British Prime Minister Tony Blair teamed up with Spanish Prime Minister Jose Maria Aznar on the let's-get-tough front, proposing to punish countries that don't "cooperate" with the EU in its efforts to stem the perceived flow of illegal immigrants and asylum seekers by cutting back on financial aid. France and Sweden led the counter-charge, defeating the proposal. In the end, EU leaders settled on vague plans to coordinate their intelligence gathering, border patrols, visa regulations and laws cracking down on people smugglers.

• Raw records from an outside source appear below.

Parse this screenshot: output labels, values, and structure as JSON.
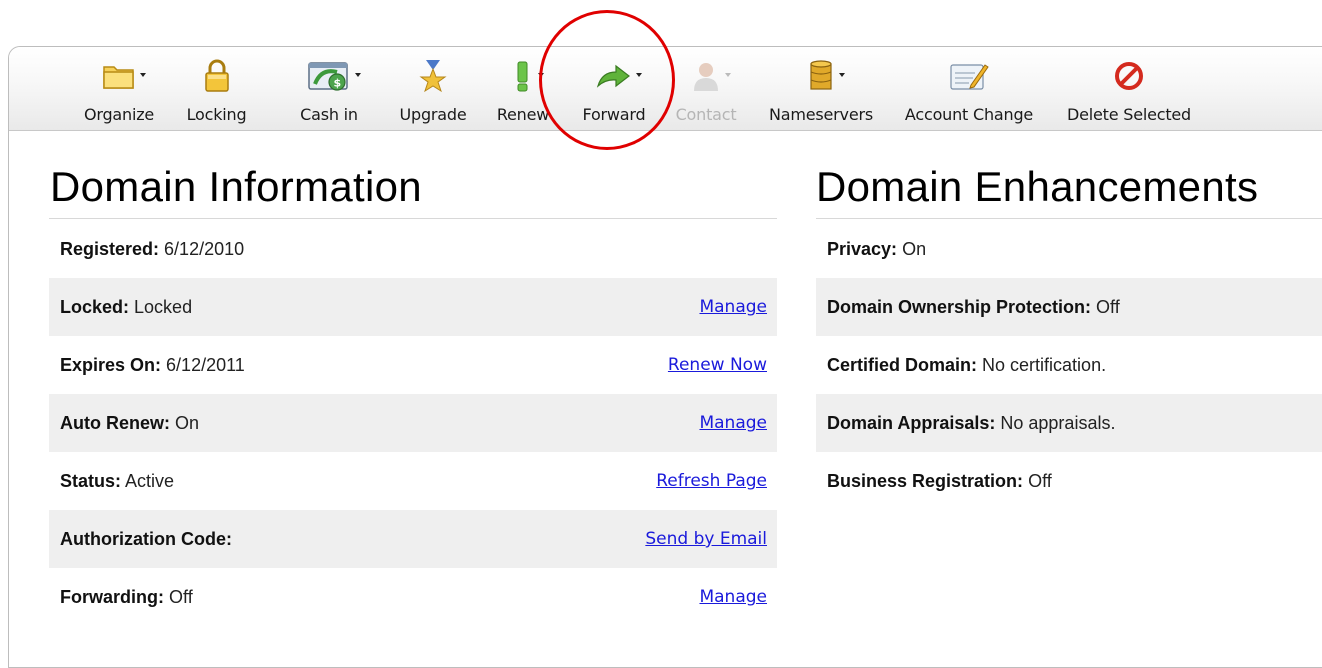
{
  "toolbar": {
    "items": [
      {
        "label": "Organize",
        "icon": "folder-icon"
      },
      {
        "label": "Locking",
        "icon": "lock-icon"
      },
      {
        "label": "Cash in",
        "icon": "cash-in-icon"
      },
      {
        "label": "Upgrade",
        "icon": "upgrade-medal-icon"
      },
      {
        "label": "Renew",
        "icon": "renew-exclamation-icon"
      },
      {
        "label": "Forward",
        "icon": "forward-arrow-icon"
      },
      {
        "label": "Contact",
        "icon": "contact-person-icon",
        "disabled": true
      },
      {
        "label": "Nameservers",
        "icon": "nameservers-database-icon"
      },
      {
        "label": "Account Change",
        "icon": "account-change-icon"
      },
      {
        "label": "Delete Selected",
        "icon": "delete-icon"
      }
    ]
  },
  "domain_information": {
    "title": "Domain Information",
    "rows": [
      {
        "label": "Registered:",
        "value": "6/12/2010",
        "link": ""
      },
      {
        "label": "Locked:",
        "value": "Locked",
        "link": "Manage"
      },
      {
        "label": "Expires On:",
        "value": "6/12/2011",
        "link": "Renew Now"
      },
      {
        "label": "Auto Renew:",
        "value": "On",
        "link": "Manage"
      },
      {
        "label": "Status:",
        "value": "Active",
        "link": "Refresh Page"
      },
      {
        "label": "Authorization Code:",
        "value": "",
        "link": "Send by Email"
      },
      {
        "label": "Forwarding:",
        "value": "Off",
        "link": "Manage"
      }
    ]
  },
  "domain_enhancements": {
    "title": "Domain Enhancements",
    "rows": [
      {
        "label": "Privacy:",
        "value": "On"
      },
      {
        "label": "Domain Ownership Protection:",
        "value": "Off"
      },
      {
        "label": "Certified Domain:",
        "value": "No certification."
      },
      {
        "label": "Domain Appraisals:",
        "value": "No appraisals."
      },
      {
        "label": "Business Registration:",
        "value": "Off"
      }
    ]
  },
  "colors": {
    "link": "#1a1adb",
    "row_shade": "#efefef",
    "highlight_circle": "#e00000",
    "disabled_text": "#b5b5b5"
  }
}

All in all, there was little concrete progress indeed this week for those who, as Naomi Klein puts it, attempt "to make it across national borders by hiding themselves among the products that enjoy so much more mobility than they do."
Elsewhere
Joe Klein, the author of books on such quintessentially American subjects as Woody Guthrie and Bill Clinton, has been filing dispatches for Slate and The Guardian from what he calls his "Arrogant Yank" tour of Europe. The itinerary -- six countries in six weeks -- conjures visual punchlines from movies like If It's Tuesday, This Must Be Belgium or National Lampoon's European Vacation, and Klein himself lightheartedly notes that "for the past half-century" Americans have approached Europe "anticipating an adult theme park." This was the week Klein arrived in Germanyland.